它生成了ServiceProviderTic.cs

我创建了一个web服务：

接口：

[OperationContract]
[WebInvoke(Method = "POST", UriTemplate="/MyService", RequestFormat = WebMessageFormat.Xml, ResponseFormat = WebMessageFormat.Xml, BodyStyle = WebMessageBodyStyle.Bare)]
    XElement callRequestFunc(XElement request);

类：

public XElement callRequestFunc(XElement request)
    {
        ServiceProviderTic requestSer = Utility.DeserializeData(request);

        if (requestSer.Item.GetType() == typeof(RequestType))
        {
            RequestType reqObj = (RequestType)requestSer.Item;
            string datapiece = reqObj.MsgType.ToString();
        }

        XElement responseSer = Utility.SerializeData(requestSer);

        return responseSer;
    }
}

XElement帮助我接受了普通旧式xml (POX)，并用普通旧式xml进行响应。下面是序列化和反序列化我的xelement的帮助函数。

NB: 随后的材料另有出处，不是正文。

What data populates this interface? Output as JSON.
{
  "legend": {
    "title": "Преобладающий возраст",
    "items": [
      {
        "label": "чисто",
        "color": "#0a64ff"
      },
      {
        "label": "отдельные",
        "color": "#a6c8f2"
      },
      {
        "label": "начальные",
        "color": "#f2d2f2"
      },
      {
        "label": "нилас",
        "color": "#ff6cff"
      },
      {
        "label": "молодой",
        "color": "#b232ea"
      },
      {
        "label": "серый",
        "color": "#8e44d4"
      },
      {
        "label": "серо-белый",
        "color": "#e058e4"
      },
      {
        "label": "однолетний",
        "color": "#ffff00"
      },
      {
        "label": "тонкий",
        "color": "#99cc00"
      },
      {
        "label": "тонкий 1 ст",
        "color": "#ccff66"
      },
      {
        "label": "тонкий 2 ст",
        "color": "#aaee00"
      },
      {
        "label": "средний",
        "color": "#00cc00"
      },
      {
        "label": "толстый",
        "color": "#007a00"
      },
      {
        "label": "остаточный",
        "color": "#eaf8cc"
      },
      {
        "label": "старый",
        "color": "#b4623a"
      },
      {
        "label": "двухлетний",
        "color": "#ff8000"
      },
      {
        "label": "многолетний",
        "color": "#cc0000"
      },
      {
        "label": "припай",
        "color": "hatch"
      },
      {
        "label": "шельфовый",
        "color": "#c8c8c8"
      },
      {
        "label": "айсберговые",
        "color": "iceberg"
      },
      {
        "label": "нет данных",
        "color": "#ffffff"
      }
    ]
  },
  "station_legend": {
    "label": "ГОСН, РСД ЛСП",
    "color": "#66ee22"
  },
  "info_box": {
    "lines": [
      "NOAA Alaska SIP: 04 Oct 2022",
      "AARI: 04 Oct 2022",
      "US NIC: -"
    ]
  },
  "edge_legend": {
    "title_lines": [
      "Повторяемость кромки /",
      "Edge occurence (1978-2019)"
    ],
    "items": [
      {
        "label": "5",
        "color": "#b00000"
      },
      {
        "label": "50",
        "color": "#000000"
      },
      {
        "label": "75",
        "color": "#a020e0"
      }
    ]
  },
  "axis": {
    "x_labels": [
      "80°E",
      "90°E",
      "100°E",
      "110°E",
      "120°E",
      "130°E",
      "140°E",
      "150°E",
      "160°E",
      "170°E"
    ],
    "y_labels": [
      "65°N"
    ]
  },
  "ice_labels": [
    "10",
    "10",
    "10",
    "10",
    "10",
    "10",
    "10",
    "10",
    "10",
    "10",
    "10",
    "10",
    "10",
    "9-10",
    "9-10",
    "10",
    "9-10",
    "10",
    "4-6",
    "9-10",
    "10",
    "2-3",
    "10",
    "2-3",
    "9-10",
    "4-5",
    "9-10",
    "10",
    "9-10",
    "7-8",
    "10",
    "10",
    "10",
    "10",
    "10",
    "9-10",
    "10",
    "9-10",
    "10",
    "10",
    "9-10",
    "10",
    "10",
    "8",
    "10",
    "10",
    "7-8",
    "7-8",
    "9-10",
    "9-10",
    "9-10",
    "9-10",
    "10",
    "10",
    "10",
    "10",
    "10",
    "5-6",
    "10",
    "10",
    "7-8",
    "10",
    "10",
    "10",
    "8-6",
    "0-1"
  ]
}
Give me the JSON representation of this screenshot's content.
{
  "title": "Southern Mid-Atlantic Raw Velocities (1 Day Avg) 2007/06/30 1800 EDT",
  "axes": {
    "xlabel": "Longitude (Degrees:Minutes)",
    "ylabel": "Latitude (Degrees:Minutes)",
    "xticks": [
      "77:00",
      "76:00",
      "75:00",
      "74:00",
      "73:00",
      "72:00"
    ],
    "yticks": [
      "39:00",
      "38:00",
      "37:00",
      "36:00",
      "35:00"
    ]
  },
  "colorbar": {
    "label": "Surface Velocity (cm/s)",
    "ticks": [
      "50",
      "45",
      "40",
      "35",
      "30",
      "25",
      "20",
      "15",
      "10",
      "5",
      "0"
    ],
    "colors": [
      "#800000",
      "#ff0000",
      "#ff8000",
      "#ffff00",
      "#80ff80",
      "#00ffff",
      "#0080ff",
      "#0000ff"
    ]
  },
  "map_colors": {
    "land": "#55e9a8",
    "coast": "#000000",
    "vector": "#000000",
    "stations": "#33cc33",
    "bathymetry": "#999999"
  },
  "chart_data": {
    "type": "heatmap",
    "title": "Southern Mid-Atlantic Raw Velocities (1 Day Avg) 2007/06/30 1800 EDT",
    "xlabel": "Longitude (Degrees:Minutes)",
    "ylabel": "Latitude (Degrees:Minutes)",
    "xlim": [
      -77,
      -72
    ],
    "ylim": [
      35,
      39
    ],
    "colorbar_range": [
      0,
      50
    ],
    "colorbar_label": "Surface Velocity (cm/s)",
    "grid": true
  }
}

我还包含了额外的代码，这些代码删除了不需要的名称空间。

public class Utility
{

    public static ServiceProviderTic DeserializeData(XElement request)
    {
        var ser = new XmlSerializer(typeof(ServiceProviderTic));
        return (ServiceProviderTic)ser.Deserialize(request.CreateReader());
    }

    public static XElement SerializeData(ServiceProviderTic response)
    {
        using (var memoryStream = new MemoryStream())
        {
            using (TextWriter streamWriter = new StreamWriter(memoryStream))
            {
                var xmlSerializer = new XmlSerializer(typeof(ServiceProviderTic));
                xmlSerializer.Serialize(streamWriter, response);
                return Utility.RemoveAllNamespaces(XElement.Parse(Encoding.ASCII.GetString(memoryStream.ToArray())));
            }
        }
    }

    public static XElement RemoveAllNamespaces(XElement source)
    {
        return !source.HasElements
                   ? new XElement(source.Name.LocalName)
                   {
                       Value = source.Value
                   }
                   : new XElement(source.Name.LocalName, source.Elements().Select(el => RemoveAllNamespaces(el)));
    }
}

我希望这对将来的人有帮助！

Answer 2

查看一些关于创建同时支持XML和JSON的REST web服务(参见WebHttpBehavior类)的好建议here。

除此之外，我不确定如何理解您的XSD。